In theory, the key advantage of these linked list containers compared to the other sequence containers is that they facilitate insertions and removals of elements in the middle of the sequence. If you insert an element in the middle of a vector<>—as said, we’ll show you later how to do this—the vector<> clearly first has to move all elements beyond the point of insertion one position to the right. Moreover, if the allocated array is not large enough to hold any more elements, a new larger array will have to be allocated and all elements moved into that one. With a linked list, on the other hand, inserting an element in the middle involves virtually no overhead at all. All you need to do is create a new node and rewire some next and/or previous pointers .

The key disadvantage of linked lists, however, is that they lack the so-called random access capability. Both array<> and vector<> are called random-access containers because you can instantly jump to any element with a given index. This capability is exposed through the array subscript operator, operator[], of both array<> and vector<> (and their at() function as well, of course). With a linked list, however, you cannot access any element in the list without first traversing an entire chain of nodes containing other elements (for a forward_list<>, you always have to start at the first node of the list—the so-called head; for a list<>, you can start at either end). Being able to efficiently insert in the middle of a list means little if you first have to linearly traverse half of the list to get there!

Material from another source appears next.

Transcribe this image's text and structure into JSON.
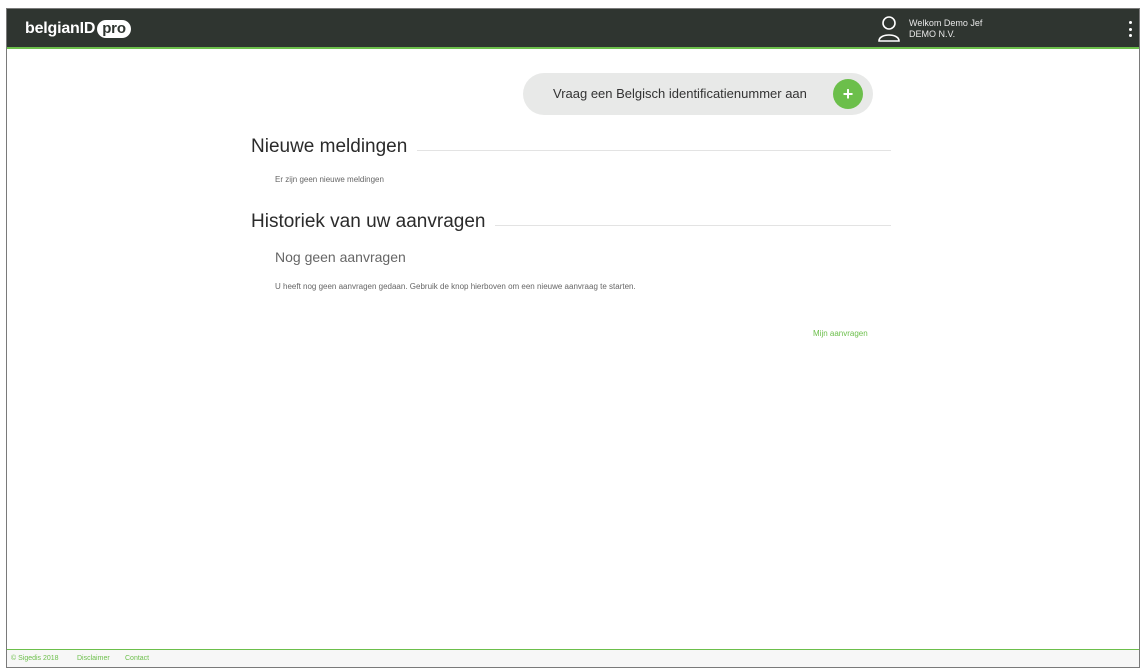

Another disadvantage is that linked lists typically exhibit particularly poor memory locality. The nodes of a list tend to become scattered around in free store memory, making it much harder for a computer to quickly fetch all elements one by one. Linearly traversing a linked list is therefore much, much slower than linearly traversing an array<> or vector<>.
The combination of these disadvantages makes for this observation:

Tip

While they make for great practice in programming with pointers and dynamic memory, the need to use linked lists in production code occurs only very rarely. A vector<> is nearly always the better choice. Even when elements need to be inserted in or removed from the middle at times, a vector<> normally remains the more efficient choice (today’s computers are good at moving big blocks of memory around!).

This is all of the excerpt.